今、「ポケモンゴー」というゲームが大ブームになっている。
麻生太郎大臣は「ポケモンゴー」につき、
「精神科医が対処できなかったオタク、自宅引きこもりが
全部外に出てポケモンするようになった」
「精神科医より漫画の方がよほど効果が出るのが
一番大きいんじゃないか」
とコメントしているとのことだ。

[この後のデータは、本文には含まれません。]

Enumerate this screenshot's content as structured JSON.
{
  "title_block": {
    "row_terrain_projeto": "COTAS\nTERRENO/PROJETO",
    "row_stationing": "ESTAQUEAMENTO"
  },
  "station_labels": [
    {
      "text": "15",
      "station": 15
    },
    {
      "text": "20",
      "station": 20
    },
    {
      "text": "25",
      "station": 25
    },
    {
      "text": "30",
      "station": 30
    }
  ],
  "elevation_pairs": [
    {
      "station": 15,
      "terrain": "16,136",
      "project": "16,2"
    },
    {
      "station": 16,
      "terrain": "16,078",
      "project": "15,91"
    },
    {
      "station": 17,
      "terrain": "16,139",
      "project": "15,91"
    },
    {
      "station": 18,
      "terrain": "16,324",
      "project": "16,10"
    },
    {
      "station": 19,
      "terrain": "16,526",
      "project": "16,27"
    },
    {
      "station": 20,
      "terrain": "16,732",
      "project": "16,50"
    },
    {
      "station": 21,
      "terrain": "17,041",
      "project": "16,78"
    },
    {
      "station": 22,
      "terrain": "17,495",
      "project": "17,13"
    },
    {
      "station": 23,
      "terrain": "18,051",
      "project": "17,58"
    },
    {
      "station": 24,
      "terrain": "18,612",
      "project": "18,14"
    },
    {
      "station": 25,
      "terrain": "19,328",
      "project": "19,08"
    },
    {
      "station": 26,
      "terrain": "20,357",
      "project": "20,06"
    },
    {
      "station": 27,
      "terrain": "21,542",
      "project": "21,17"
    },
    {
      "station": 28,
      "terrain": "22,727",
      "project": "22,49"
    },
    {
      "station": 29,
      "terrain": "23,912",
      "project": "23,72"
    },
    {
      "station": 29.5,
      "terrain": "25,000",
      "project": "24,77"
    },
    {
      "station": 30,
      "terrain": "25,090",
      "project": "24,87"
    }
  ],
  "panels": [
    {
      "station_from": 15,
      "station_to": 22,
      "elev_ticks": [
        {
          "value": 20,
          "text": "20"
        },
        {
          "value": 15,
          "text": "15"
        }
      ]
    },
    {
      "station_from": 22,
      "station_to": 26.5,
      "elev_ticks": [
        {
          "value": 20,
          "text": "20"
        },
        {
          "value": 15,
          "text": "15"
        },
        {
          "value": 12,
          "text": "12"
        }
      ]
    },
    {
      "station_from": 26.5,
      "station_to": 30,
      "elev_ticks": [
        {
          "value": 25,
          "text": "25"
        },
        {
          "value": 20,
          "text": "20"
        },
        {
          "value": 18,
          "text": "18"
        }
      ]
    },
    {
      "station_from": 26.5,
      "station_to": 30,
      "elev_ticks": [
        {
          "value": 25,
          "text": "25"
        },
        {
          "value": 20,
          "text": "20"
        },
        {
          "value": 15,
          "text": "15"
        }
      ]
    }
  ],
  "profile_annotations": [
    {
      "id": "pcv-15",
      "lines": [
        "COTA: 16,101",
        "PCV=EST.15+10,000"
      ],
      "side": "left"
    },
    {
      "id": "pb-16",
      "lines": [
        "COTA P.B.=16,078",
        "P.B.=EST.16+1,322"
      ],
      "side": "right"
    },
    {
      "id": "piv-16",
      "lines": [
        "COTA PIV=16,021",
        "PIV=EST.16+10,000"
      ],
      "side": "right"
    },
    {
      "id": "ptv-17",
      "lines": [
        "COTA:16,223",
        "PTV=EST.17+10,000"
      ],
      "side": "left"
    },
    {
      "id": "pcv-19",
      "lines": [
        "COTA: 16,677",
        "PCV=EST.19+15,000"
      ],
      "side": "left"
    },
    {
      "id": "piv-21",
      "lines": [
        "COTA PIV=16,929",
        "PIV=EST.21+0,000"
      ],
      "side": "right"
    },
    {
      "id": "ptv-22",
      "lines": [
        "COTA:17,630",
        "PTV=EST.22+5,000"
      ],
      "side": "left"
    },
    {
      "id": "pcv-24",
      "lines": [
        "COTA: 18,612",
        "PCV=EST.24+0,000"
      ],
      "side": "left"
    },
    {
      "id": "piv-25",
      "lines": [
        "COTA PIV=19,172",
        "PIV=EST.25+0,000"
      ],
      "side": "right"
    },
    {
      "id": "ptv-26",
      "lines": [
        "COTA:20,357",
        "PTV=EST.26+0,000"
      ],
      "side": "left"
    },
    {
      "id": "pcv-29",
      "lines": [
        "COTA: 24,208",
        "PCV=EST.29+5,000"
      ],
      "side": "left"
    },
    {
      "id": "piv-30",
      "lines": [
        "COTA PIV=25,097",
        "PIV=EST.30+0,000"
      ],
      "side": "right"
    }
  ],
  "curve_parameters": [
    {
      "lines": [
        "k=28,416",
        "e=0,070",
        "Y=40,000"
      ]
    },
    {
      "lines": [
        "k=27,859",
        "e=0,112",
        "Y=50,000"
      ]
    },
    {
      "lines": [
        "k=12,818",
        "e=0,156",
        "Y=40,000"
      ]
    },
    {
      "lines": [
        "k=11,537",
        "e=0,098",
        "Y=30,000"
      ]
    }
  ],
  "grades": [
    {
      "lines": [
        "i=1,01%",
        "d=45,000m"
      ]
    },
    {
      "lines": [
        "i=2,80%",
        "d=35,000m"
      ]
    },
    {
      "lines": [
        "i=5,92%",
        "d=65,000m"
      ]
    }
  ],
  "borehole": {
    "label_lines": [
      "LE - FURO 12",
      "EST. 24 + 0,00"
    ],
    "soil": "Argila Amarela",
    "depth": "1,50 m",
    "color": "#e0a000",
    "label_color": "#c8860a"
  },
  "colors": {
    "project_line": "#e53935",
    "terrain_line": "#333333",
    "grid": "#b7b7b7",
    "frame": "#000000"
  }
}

(「ウィキペディア」より)
確かに、私のところに通っている患者さんの中にも、
ポケモンゴーをきっかけにして外出・運動の機会が多くなった、
と話した人が何人かいる。
交通事故や公衆への迷惑行為にならないのなら、
このゲームは健康に良いかも、と思う。
ただ、外出することと、「引きこもり」が治るということは
別のレベルのことだ。
ポケモンのキャラを追って外出しても誰とも話さず、
スマホの画面ばかり見ているならば、
やはりそれは自分だけの世界への引きこもりである。
いや、「ポケモンゴー」をしている人は、家の外に出て、
SNSを通して他人とつながってゲームをしているのだから、
孤立しているわけではない、
と反論する人もいる人もいるかもしれない。
確かに彼らは彼らのネットワークでつながり、
スマホを通して彼らだけに見えるキャラクターを介して、
他人とつながっているようだ。
しかし、同じキャラを「見る」ことで他人とつながっても、
そのつながりは弱いものだ。
それは、火事やケンカを見る野次馬が、
事が終われば散り散りになるのと同じである。
野次馬同士には、人と人との真のつながりは生まれない。
それでも私たちは、他人と「同じ物を見て同じように感動する」
希求する。
精神科医の北山修は著書『共視論』の中で、特に日本では、
母と幼い子どもが一緒に美しい物を見る(
構図の母子像の浮世絵が多いことに触れ
(西洋では母子が違う方向を見ていたり、父も登場する絵が多い)
幼い子どもが母と一緒に物を見て(共視)、感動をともにし、
その感動の思い出を基にして健全な母子分離が始まり、
大人になってからも、物を共視する母子像が理想郷とされる
(小津安二郎の映画のように、日本人は相手の視線の動きに敏感で
自然に相手と一緒に共視する姿勢が身についている)、
といった、日本文化論に基づいた精神分析理論を展開している。
大人の私たちは、
「あの時同じ花を見て美しいと言った」母子や恋人同士などの
「二人の世界」を懐かしむから、共視の構図の絵を好んで見る、
特に日本ではその傾向が強い、との話だ。
私たちは、「ポケモンゴー」をしながら無意識的に、
今はもう取り戻せなくなってしまった、共視する二人の世界の
すばらしい思い出と同じレベルの感動を求めているのかもしれない。
それは、愛と幻想の織りなす領域の世界だが、
それを幻想だと言い切ってしまえば、
私たちが生きている世界に届かない空論になってしまう。
でも逆に、その領域を愛の世界だと言い切ってしまうと、
「ポケモンゴー」に関するニュースで懸念されているように、
金儲けや政治目的に、ていよく利用されることもある。
このあたりの心の領域は、
ギャンブル依存症やゲーム依存症のような嗜癖問題と隣り合わせの、
繊細な性質を持っていると思う。